Saturday, April 17, 2010

A Prophet: visions of sheer survival

This one could also have been called
An Education, and if it were its title would have resonated with somewhat more bracing immediacy than its respectable yet less relevant fellow Oscar contender. A Prophet is a prison movie, and as such is inherently concerned with the acquisition of knowledge, codes, and hierarchies. 19-year-old Malik (Tahar Rahim) gets six years for assaulting an officer. An Arab in France with no family or resources, he begins his sentence with little more than the raggedy clothes on his back, a capacity for brawling, and a lot of fear, anger, and confusion. He fits in neither with the religiously observant Muslims nor the Arab-hating Corsicans, but it's the Corsicans who find use for him. He’ll quickly learn through a series of fumbling trails-by-fire to seduce, murder, take shit from his oppressors, and nurture secret plans for his own advancement. Just as importantly, he also learns to read, encouraged by the first man he kills, a fellow Arab named Rayib, who comes to haunt Malik’s waking dreams.

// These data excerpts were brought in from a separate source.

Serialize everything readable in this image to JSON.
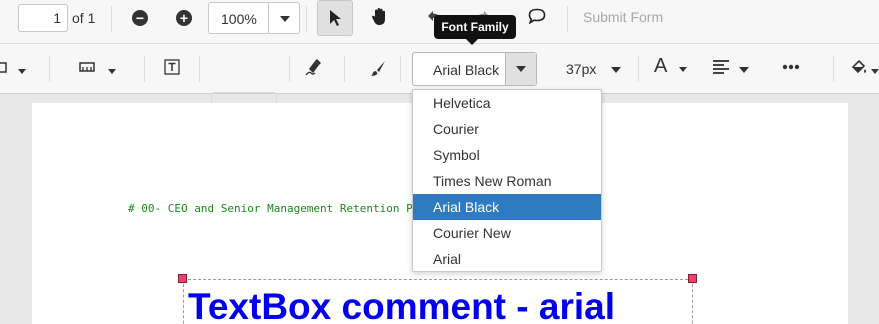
{
  "toolbar_top": {
    "page_number": "1",
    "page_total": "of 1",
    "zoom_value": "100%",
    "submit_form": "Submit Form",
    "tooltip": "Font Family"
  },
  "toolbar_annotation": {
    "font_family_value": "Arial Black",
    "font_size_value": "37px",
    "font_color_glyph": "A",
    "font_options": [
      "Helvetica",
      "Courier",
      "Symbol",
      "Times New Roman",
      "Arial Black",
      "Courier New",
      "Arial"
    ],
    "selected_option": "Arial Black"
  },
  "document": {
    "code_line": "# 00- CEO and Senior Management Retention P",
    "textbox_comment": "TextBox comment - arial"
  },
  "colors": {
    "accent_selected": "#2f7bbf",
    "textbox_text": "#0000ee",
    "code_text": "#1a8a1a",
    "handle": "#e8426a"
  },
  "icons": [
    "zoom-out-icon",
    "zoom-in-icon",
    "pointer-icon",
    "hand-pan-icon",
    "undo-icon",
    "redo-icon",
    "comment-icon",
    "shape-icon",
    "measure-icon",
    "free-text-icon",
    "stamp-icon",
    "signature-icon",
    "ink-brush-icon",
    "text-align-icon",
    "more-icon",
    "fill-color-icon"
  ]
}
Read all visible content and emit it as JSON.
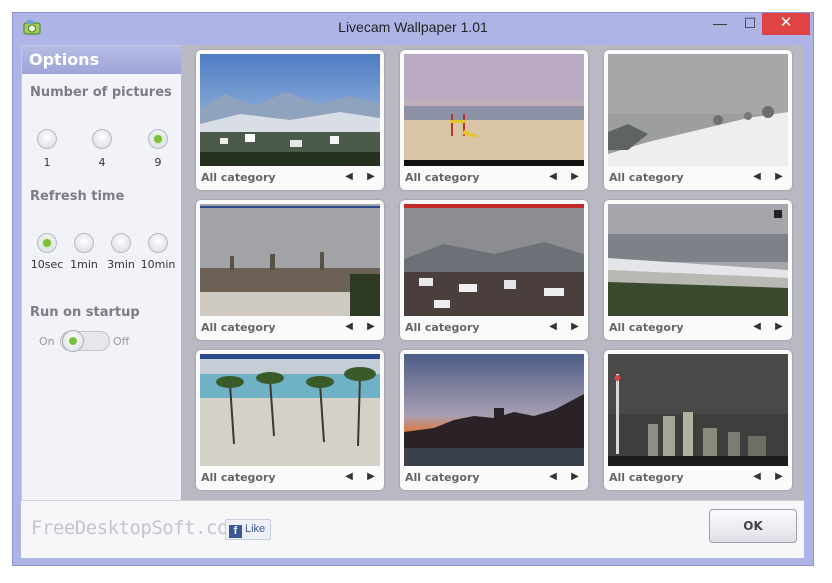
{
  "window": {
    "title": "Livecam Wallpaper 1.01",
    "min_glyph": "—",
    "max_glyph": "☐",
    "close_glyph": "✕",
    "app_icon": "camera-icon"
  },
  "sidebar": {
    "header": "Options",
    "number_of_pictures": {
      "title": "Number of pictures",
      "options": [
        "1",
        "4",
        "9"
      ],
      "selected": "9"
    },
    "refresh_time": {
      "title": "Refresh time",
      "options": [
        "10sec",
        "1min",
        "3min",
        "10min"
      ],
      "selected": "10sec"
    },
    "run_on_startup": {
      "title": "Run on startup",
      "on_label": "On",
      "off_label": "Off",
      "state": "On"
    }
  },
  "cams": [
    {
      "label": "All category",
      "prev": "◀",
      "next": "▶"
    },
    {
      "label": "All category",
      "prev": "◀",
      "next": "▶"
    },
    {
      "label": "All category",
      "prev": "◀",
      "next": "▶"
    },
    {
      "label": "All category",
      "prev": "◀",
      "next": "▶"
    },
    {
      "label": "All category",
      "prev": "◀",
      "next": "▶"
    },
    {
      "label": "All category",
      "prev": "◀",
      "next": "▶"
    },
    {
      "label": "All category",
      "prev": "◀",
      "next": "▶"
    },
    {
      "label": "All category",
      "prev": "◀",
      "next": "▶"
    },
    {
      "label": "All category",
      "prev": "◀",
      "next": "▶"
    }
  ],
  "footer": {
    "brand": "FreeDesktopSoft.com",
    "like_icon": "f",
    "like_label": "Like",
    "ok_label": "OK"
  },
  "colors": {
    "window_frame": "#aeb4e6",
    "sidebar_header": "#9ea4d8",
    "radio_selected": "#7cc13e",
    "close_button": "#e04343"
  }
}
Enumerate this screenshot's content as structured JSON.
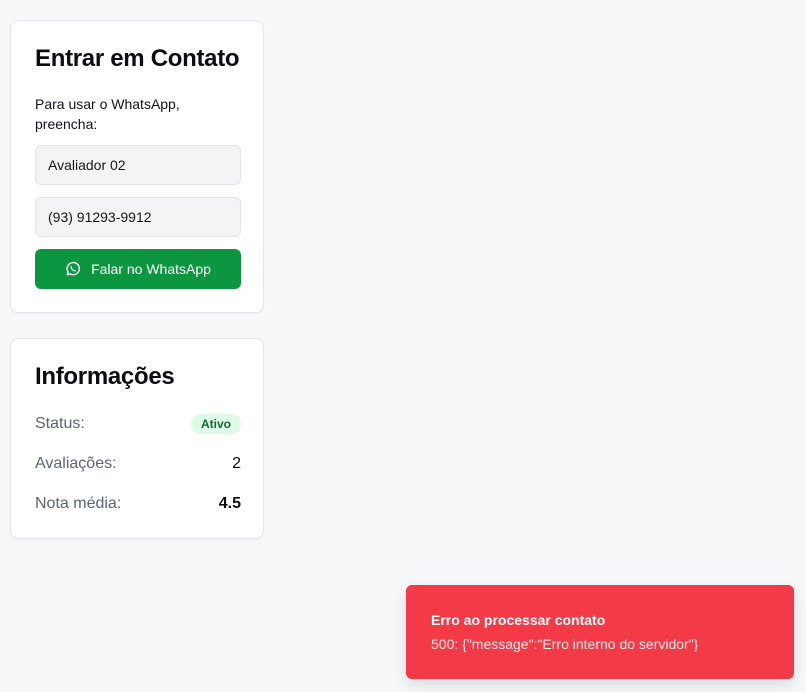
{
  "contact": {
    "title": "Entrar em Contato",
    "description": "Para usar o WhatsApp, preencha:",
    "name_value": "Avaliador 02",
    "phone_value": "(93) 91293-9912",
    "whatsapp_button_label": "Falar no WhatsApp",
    "whatsapp_icon": "whatsapp-icon"
  },
  "info": {
    "title": "Informações",
    "status_label": "Status:",
    "status_value": "Ativo",
    "evaluations_label": "Avaliações:",
    "evaluations_value": "2",
    "average_label": "Nota média:",
    "average_value": "4.5"
  },
  "toast": {
    "title": "Erro ao processar contato",
    "description": "500: {\"message\":\"Erro interno do servidor\"}"
  },
  "colors": {
    "background": "#f7f8fa",
    "whatsapp_green": "#0c9640",
    "status_badge_bg": "#dcfce7",
    "status_badge_text": "#166534",
    "toast_bg": "#f43a46"
  }
}
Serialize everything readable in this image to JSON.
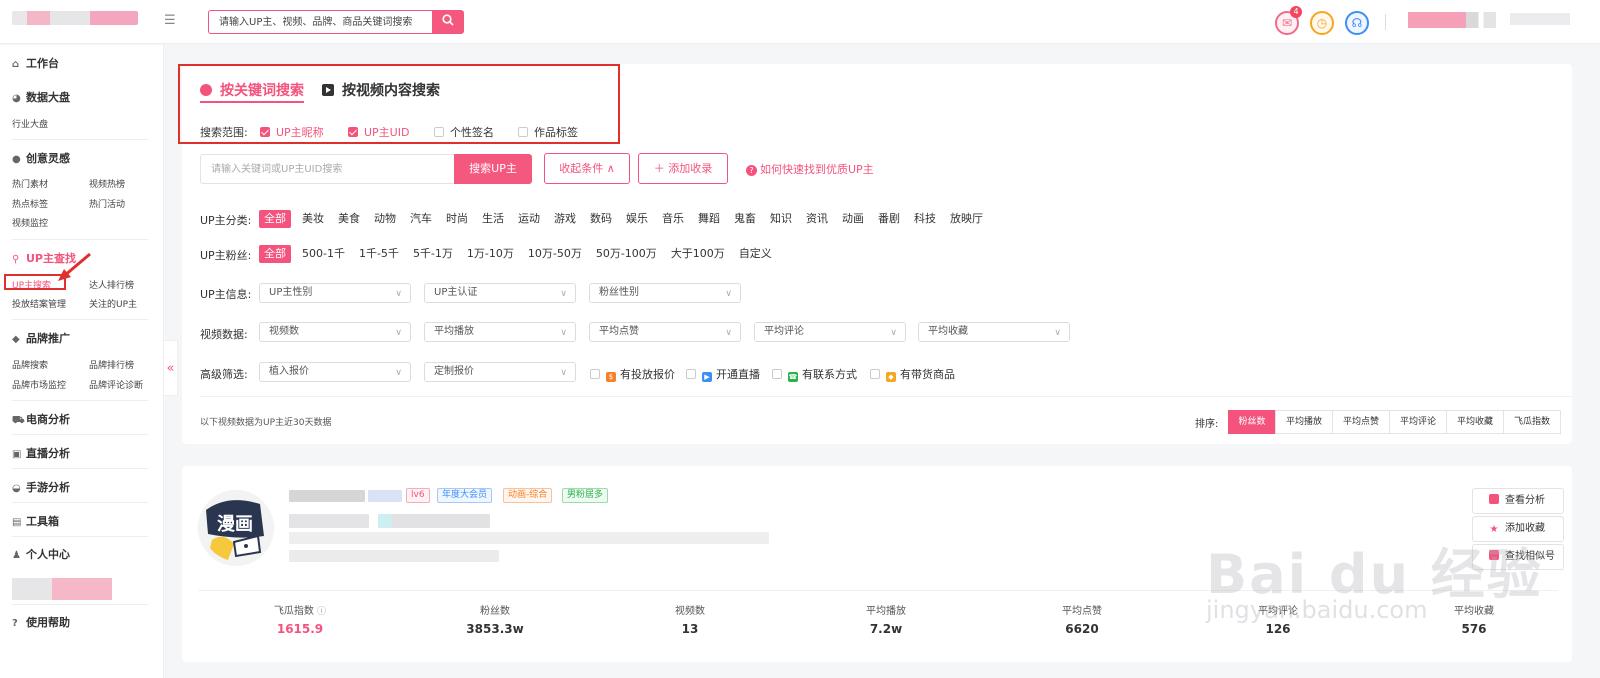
{
  "header": {
    "menu_icon": "menu-fold-icon",
    "search_placeholder": "请输入UP主、视频、品牌、商品关键词搜索",
    "message_badge": "4",
    "icons": [
      "mail-icon",
      "clock-icon",
      "customer-service-icon",
      "search-icon"
    ]
  },
  "sidebar": {
    "workbench": "工作台",
    "data_board": "数据大盘",
    "data_board_items": [
      "行业大盘"
    ],
    "inspiration": "创意灵感",
    "inspiration_items": [
      "热门素材",
      "视频热榜",
      "热点标签",
      "热门活动",
      "视频监控"
    ],
    "up_search": "UP主查找",
    "up_search_items": [
      "UP主搜索",
      "达人排行榜",
      "投放结案管理",
      "关注的UP主"
    ],
    "brand": "品牌推广",
    "brand_items": [
      "品牌搜索",
      "品牌排行榜",
      "品牌市场监控",
      "品牌评论诊断"
    ],
    "ecommerce": "电商分析",
    "live": "直播分析",
    "game": "手游分析",
    "toolbox": "工具箱",
    "personal": "个人中心",
    "help": "使用帮助",
    "collapse_glyph": "«"
  },
  "search": {
    "tab_keyword": "按关键词搜索",
    "tab_video": "按视频内容搜索",
    "range_label": "搜索范围:",
    "range_options": [
      {
        "label": "UP主昵称",
        "checked": true
      },
      {
        "label": "UP主UID",
        "checked": true
      },
      {
        "label": "个性签名",
        "checked": false
      },
      {
        "label": "作品标签",
        "checked": false
      }
    ],
    "input_placeholder": "请输入关键词或UP主UID搜索",
    "search_button": "搜索UP主",
    "collapse_button": "收起条件 ∧",
    "add_button": "＋ 添加收录",
    "help_link": "如何快速找到优质UP主",
    "help_glyph": "?"
  },
  "filters": {
    "category_label": "UP主分类:",
    "categories": [
      "全部",
      "美妆",
      "美食",
      "动物",
      "汽车",
      "时尚",
      "生活",
      "运动",
      "游戏",
      "数码",
      "娱乐",
      "音乐",
      "舞蹈",
      "鬼畜",
      "知识",
      "资讯",
      "动画",
      "番剧",
      "科技",
      "放映厅"
    ],
    "fans_label": "UP主粉丝:",
    "fans": [
      "全部",
      "500-1千",
      "1千-5千",
      "5千-1万",
      "1万-10万",
      "10万-50万",
      "50万-100万",
      "大于100万",
      "自定义"
    ],
    "info_label": "UP主信息:",
    "info_selects": [
      "UP主性别",
      "UP主认证",
      "粉丝性别"
    ],
    "video_label": "视频数据:",
    "video_selects": [
      "视频数",
      "平均播放",
      "平均点赞",
      "平均评论",
      "平均收藏"
    ],
    "adv_label": "高级筛选:",
    "adv_selects": [
      "植入报价",
      "定制报价"
    ],
    "adv_checks": [
      {
        "label": "有投放报价",
        "color": "#f5822a",
        "glyph": "$"
      },
      {
        "label": "开通直播",
        "color": "#3d8ef5",
        "glyph": "▶"
      },
      {
        "label": "有联系方式",
        "color": "#2bb24c",
        "glyph": "☎"
      },
      {
        "label": "有带货商品",
        "color": "#f5a623",
        "glyph": "◆"
      }
    ]
  },
  "results": {
    "note": "以下视频数据为UP主近30天数据",
    "sort_label": "排序:",
    "sort_options": [
      "粉丝数",
      "平均播放",
      "平均点赞",
      "平均评论",
      "平均收藏",
      "飞瓜指数"
    ]
  },
  "card": {
    "avatar_text": "漫画",
    "tags": [
      {
        "label": "lv6",
        "color": "#f3537d"
      },
      {
        "label": "年度大会员",
        "color": "#3d8ef5"
      },
      {
        "label": "动画-综合",
        "color": "#f5822a"
      },
      {
        "label": "男粉居多",
        "color": "#2bb24c"
      }
    ],
    "actions": [
      "查看分析",
      "添加收藏",
      "查找相似号"
    ],
    "stats": [
      {
        "label": "飞瓜指数",
        "value": "1615.9"
      },
      {
        "label": "粉丝数",
        "value": "3853.3w"
      },
      {
        "label": "视频数",
        "value": "13"
      },
      {
        "label": "平均播放",
        "value": "7.2w"
      },
      {
        "label": "平均点赞",
        "value": "6620"
      },
      {
        "label": "平均评论",
        "value": "126"
      },
      {
        "label": "平均收藏",
        "value": "576"
      }
    ]
  },
  "watermark": {
    "line1": "Bai du 经验",
    "line2": "jingyan.baidu.com"
  },
  "colors": {
    "accent": "#f3537d",
    "annotation": "#e0302d"
  }
}
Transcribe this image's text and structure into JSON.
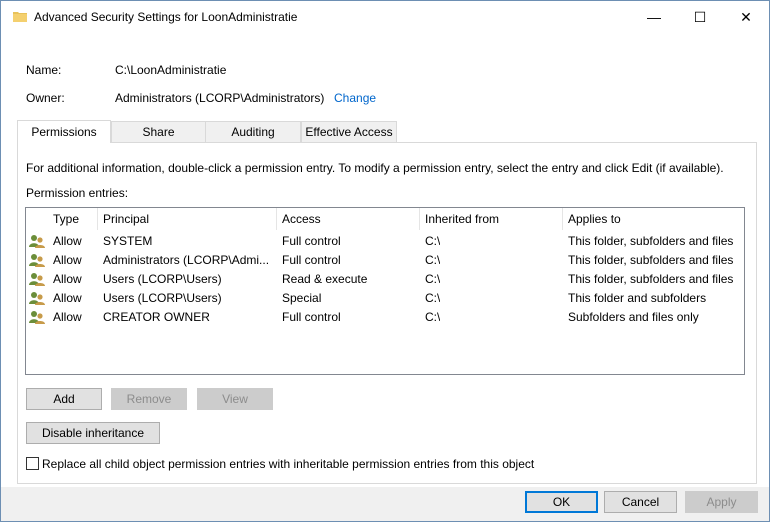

So part of this ambitious crime drama’s icy thrills come from our privileged ability to watch and listen while Malik is administers tough lessons. We aren’t necessarily encouraged to sympathize with Malik, and we certainly aren’t encouraged to pity him or shrug off his actions. Rahim gives a marvelous performance, a punk kid with a wispy moustache, alternately terrified and cocksure, stupidly reckless and suddenly wised-up, but he’s not what we typically call a magnetic presence, neither ingratiating nor glamorous nor obviously charismatic. What makes Rahim’s Malik so riveting is the honesty of the actor’s work and the complexity of character’s plight, which is thorny enough on a political, racial or religious level, yet finally grips us on a more basic, human one. The movie’s title is in fact the right one, mysterious in the best way, alluding perhaps to some trace of second-sight that might keep Malik alive, as well as to some vague sense that somewhere some unseen hand has already decided our fate for us.

A Prophet was directed by Jacques Audiard, whose previous work includes The Beat My Heart Skipped, an imaginative remake of James Toback’s cult film Fingers, and Read My Lips, a superb neo-Hitchcockian thriller. He wrote the screenplay with Thomas Bidegain, based on an original script by Abdel Raouf Dafri and Nicolas Peufaillit, and the result feels busy yet seamless. The movie pounces sometimes like a vicious feline, staying close to its troubled protagonist, at others it comes to a halt to allow us to absorb the gravity of its violence, which is in some strange way a portrait of a new Europe.